Input features were extracted from the EHR and included demographic information, past ocular surgeries, diagnoses, medications, social history (health-related behaviors), and ophthalmology-specific clinical exam findings. Categorical features were transformed to dummy encoded features (0 or 1) and continuous numerical variables were standardized to have a mean of 0 and a variance of 1. All feature values were collected at baseline, from the preoperative period.
Categorical features included surgery CPT code, race, ethnicity, gender, prior encounter diagnoses (International Classification of Disease [ICD] codes), preoperative medications, number and type of prior glaucoma surgeries, concurrent cataract surgery (CPT code 66982 or 66984 on the same day as glaucoma surgery), tobacco/alcohol/drug use, contact/glasses use, prior selective laser trabeculoplasty, and prior laser peripheral iridotomy. Categorical features were dummy-encoded. Medications included all prescriptions in the five years before the operation based on EHR medication records. Medications were mapped to their generic name and included ophthalmic medications and systemic medications. Medication features were represented as Boolean variables, with 1 indicating if the patient was prescribed this medication before surgery and 0 otherwise. Variance elimination was performed to keep the 100 medication features with the highest variance each for ophthalmic medications and for systemic medications. ICD codes were aggregated to the level of two numbers after the decimal (e.g., H40.1212 became H40.12). Each ICD feature was also represented as a Boolean variable, 1 if the patient had a preoperative encounter associated with this diagnosis, 0 otherwise. Variance elimination was performed to include the 100 diagnosis code variables with the highest variance.
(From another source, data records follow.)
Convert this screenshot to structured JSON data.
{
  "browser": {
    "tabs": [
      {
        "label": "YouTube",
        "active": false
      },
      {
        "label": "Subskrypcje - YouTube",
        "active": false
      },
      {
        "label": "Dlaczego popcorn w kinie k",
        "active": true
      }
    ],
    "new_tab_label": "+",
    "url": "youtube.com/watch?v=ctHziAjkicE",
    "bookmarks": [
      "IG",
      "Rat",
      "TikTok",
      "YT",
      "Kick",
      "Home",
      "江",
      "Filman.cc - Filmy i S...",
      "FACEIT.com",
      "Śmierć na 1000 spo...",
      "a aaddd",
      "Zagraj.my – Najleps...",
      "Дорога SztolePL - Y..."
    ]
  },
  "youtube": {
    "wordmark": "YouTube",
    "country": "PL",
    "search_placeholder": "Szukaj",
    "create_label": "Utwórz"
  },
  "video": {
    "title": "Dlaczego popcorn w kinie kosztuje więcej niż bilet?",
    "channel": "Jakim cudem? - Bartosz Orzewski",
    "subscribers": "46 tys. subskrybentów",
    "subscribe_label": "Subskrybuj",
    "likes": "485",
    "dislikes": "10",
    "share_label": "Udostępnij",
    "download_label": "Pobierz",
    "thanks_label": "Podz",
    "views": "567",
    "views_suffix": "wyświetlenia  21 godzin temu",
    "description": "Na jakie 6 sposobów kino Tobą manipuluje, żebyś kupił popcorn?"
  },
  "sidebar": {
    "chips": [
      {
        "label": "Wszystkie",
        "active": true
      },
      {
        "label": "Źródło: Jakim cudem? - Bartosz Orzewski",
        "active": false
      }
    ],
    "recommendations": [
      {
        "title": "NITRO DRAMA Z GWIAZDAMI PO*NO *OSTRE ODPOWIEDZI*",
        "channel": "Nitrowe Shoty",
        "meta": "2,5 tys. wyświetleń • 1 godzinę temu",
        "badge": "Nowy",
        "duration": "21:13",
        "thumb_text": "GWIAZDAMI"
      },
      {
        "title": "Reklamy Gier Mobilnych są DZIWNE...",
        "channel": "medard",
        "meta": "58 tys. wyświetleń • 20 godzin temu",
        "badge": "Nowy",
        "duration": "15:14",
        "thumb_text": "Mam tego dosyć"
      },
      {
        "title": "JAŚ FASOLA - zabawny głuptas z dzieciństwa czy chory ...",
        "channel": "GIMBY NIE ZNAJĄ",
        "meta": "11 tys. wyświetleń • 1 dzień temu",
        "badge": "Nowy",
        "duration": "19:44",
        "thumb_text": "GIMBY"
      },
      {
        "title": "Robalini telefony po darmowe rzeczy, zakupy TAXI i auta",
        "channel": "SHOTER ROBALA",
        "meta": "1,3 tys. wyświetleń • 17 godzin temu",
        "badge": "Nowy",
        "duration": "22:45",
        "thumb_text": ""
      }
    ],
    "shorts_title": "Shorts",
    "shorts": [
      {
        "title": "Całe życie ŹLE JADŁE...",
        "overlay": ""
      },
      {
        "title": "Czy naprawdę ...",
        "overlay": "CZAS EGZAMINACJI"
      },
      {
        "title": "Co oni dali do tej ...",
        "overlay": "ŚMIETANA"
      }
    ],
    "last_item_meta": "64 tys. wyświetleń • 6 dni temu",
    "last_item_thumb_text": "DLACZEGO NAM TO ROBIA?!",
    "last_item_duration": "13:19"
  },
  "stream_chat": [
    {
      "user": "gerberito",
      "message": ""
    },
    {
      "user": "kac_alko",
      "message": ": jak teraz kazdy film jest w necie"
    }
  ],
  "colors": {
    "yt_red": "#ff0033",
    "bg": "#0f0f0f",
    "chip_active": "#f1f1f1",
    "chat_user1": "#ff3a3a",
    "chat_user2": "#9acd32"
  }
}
Continuous variables included age at the time of surgery, latest preoperative value of eye exam findings for the surgical eye (IOP, best recorded visual acuity [VA], central corneal thickness, refraction spherical equivalent), number of prior ophthalmic surgeries. VA was converted to mean logarithm of the minimum angle of resolution (logMAR). Other continuous variables were standardized to mean 0 and standard deviation of 1. Missing values for eye examination findings were imputed using the column mean, and an indicator column was created to indicate whether the measurement was missing and thus imputed (<6% rate of missingness overall, with 0% missingness for IOP measurements). There were a total of 389 input features, including 100 features each for diagnoses, systemic medications, and ophthalmic medications.
A held-out test set was reserved using 20% of the cohort data (N = 480 surgeries), while ensuring that no patient appeared both in the training and the test set. The remaining N = 1918 surgeries were used for training and five-fold cross-validation.